The role of TypeA in the virulence of enteropathogenic Escherichia coli
thesisposted on 15.12.2014, 10:33 by Stuart Charles. Clarke
Enteropathogenic Escherichia coli (EPEC) remain an important cause of diarrhoeal disease in developing countries. EPEC adhere to cultured epithelial cells in a localised pattern resulting in the effacement of microvilli and subversion of the host cell signalling pathways leading to rearrangement to the cytoskeleton. This results in the 'attaching and effacing (AE) lesion'. This project is concerned with the characterisation of a novel gene, typA (tyrosine phosphoprotein A), and its role in virulence.;TypA and its flanking regions were cloned form EPEC strain E2348/69 strain E2348/69 and sequenced to determine differences between EPEC typA and E. coli K-12 typA. Few differences were found between the TypA predicted amino acid sequences. The sequence upstream of typA in EPEC was identical to that in E. coli K-12 but the first 1.3 kb of the downstream sequence showed no homology with E. coli K-12. The remaining 422 bp showed homology with ORF o300 in E. coli K-12. ORF o300 is similar to members of the phosphofructokinase B family of carbohydrate kinases.;A frameshift mutation was constructed in typA of EPEC E2348/69, which was also introduced into other EPEC strains. Phenotypic assays were performed on the E2348/69 typA mutant and its parent.

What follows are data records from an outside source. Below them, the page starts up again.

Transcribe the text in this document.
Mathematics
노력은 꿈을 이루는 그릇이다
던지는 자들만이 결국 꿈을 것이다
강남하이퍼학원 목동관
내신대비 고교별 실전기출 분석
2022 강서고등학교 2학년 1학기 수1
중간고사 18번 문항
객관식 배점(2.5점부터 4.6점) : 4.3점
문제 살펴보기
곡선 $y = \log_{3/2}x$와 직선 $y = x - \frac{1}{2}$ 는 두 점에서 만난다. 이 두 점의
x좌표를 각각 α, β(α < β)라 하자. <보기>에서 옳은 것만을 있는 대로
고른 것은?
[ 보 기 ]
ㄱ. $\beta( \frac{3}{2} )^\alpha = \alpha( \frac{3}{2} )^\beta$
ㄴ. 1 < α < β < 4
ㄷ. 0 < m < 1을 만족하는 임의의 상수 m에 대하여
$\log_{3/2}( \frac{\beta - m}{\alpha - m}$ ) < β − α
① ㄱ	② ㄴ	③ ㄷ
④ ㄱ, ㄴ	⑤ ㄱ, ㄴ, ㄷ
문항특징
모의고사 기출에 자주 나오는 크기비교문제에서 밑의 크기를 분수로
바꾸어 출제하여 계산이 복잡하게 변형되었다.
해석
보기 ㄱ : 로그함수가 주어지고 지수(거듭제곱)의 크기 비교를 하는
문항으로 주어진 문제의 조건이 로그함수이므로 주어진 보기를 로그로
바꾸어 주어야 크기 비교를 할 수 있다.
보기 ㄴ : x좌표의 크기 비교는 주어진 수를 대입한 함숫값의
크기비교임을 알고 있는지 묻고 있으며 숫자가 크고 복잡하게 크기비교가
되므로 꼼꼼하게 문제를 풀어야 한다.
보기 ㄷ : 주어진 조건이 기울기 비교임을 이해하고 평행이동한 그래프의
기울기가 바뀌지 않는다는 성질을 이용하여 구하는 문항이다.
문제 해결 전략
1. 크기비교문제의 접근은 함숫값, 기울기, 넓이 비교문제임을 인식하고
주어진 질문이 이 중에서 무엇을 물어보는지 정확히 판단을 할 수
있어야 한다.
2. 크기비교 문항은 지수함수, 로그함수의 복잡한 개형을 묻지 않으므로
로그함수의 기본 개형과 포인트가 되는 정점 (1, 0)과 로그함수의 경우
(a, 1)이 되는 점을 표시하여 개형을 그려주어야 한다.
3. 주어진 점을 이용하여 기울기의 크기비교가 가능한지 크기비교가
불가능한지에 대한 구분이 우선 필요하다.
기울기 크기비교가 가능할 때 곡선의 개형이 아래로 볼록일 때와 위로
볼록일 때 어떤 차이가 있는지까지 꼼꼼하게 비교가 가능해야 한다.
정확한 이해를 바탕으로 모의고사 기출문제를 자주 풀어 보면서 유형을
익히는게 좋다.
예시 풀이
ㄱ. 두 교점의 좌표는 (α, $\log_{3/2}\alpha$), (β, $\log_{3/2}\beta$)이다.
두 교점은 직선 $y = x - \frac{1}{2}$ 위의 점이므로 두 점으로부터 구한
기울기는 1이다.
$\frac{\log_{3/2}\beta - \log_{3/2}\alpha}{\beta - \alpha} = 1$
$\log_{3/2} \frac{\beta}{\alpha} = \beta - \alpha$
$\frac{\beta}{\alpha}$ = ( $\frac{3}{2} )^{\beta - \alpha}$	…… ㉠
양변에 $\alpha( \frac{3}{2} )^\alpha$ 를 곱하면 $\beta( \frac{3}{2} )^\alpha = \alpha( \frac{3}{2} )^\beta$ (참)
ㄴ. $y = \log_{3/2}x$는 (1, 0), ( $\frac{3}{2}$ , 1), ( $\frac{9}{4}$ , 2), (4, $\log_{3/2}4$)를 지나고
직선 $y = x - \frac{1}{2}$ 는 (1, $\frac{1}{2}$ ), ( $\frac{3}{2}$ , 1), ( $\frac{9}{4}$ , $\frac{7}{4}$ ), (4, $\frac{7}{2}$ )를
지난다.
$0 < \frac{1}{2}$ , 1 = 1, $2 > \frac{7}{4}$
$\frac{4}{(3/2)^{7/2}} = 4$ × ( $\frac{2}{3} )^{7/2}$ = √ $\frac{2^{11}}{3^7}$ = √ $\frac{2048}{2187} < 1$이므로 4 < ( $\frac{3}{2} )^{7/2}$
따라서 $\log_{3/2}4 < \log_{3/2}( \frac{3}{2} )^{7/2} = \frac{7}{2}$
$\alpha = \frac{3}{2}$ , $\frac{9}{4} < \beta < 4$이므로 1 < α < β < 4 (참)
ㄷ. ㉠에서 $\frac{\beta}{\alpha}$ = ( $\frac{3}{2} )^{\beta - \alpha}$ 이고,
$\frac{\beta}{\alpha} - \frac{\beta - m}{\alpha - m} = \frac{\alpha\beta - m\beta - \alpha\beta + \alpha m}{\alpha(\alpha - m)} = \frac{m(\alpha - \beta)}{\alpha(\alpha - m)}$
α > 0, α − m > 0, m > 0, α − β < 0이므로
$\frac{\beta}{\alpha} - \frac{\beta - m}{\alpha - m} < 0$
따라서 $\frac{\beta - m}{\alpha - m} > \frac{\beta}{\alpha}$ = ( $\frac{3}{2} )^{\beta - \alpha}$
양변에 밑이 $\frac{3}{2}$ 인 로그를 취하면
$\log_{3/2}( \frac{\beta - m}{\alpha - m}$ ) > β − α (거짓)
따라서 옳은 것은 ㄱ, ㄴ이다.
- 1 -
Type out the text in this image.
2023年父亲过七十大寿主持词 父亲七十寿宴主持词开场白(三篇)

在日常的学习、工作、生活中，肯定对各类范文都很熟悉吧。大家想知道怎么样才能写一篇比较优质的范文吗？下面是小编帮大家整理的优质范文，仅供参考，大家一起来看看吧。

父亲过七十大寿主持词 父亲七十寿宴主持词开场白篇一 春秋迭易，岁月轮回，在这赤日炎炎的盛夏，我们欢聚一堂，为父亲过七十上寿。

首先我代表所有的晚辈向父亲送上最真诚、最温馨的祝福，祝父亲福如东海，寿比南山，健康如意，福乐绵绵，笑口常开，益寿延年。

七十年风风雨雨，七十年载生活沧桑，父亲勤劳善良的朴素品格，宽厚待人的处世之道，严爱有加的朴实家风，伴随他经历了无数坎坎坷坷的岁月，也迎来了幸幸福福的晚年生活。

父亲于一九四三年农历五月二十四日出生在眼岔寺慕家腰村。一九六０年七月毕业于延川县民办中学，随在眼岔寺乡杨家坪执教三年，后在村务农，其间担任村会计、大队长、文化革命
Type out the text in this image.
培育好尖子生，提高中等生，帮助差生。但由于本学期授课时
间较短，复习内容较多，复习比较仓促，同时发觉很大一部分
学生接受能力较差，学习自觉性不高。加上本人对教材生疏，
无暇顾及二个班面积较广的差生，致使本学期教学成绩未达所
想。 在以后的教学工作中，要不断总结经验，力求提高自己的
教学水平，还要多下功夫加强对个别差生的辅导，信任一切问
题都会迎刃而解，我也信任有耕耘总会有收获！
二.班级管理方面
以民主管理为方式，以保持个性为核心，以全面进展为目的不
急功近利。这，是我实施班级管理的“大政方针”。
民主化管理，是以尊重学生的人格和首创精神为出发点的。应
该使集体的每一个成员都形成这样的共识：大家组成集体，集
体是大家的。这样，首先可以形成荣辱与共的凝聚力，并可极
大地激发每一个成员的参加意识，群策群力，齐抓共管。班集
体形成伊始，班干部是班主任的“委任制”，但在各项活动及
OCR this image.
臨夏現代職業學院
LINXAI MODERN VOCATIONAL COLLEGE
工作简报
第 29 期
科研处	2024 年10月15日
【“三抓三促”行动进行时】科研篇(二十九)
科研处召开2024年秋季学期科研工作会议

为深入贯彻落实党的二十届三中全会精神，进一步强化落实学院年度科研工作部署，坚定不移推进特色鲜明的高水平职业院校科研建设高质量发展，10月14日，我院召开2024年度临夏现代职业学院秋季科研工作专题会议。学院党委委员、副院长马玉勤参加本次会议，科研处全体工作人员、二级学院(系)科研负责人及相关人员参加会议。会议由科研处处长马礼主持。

Growth rate and Bfp production of the typA mutant were very similar. However, adherence and invasion ability was reduced 3.5-fold. FAS tests indicate that the E2348/69 typA mutant was still able to cause AE lesions. FAS tests were also performed on the EAF plasmid-negative JPN15 typA mutant and its parent; the mutant did not cause AE lesion formation. The EAF plasmid of the per genes were introduced into the JPN15 typA mutant resulting in restoration of the AE lesion phenotype. This indicated that typA acted as a regulator in the absence of the per genes and may therefore be considered a virulence gene.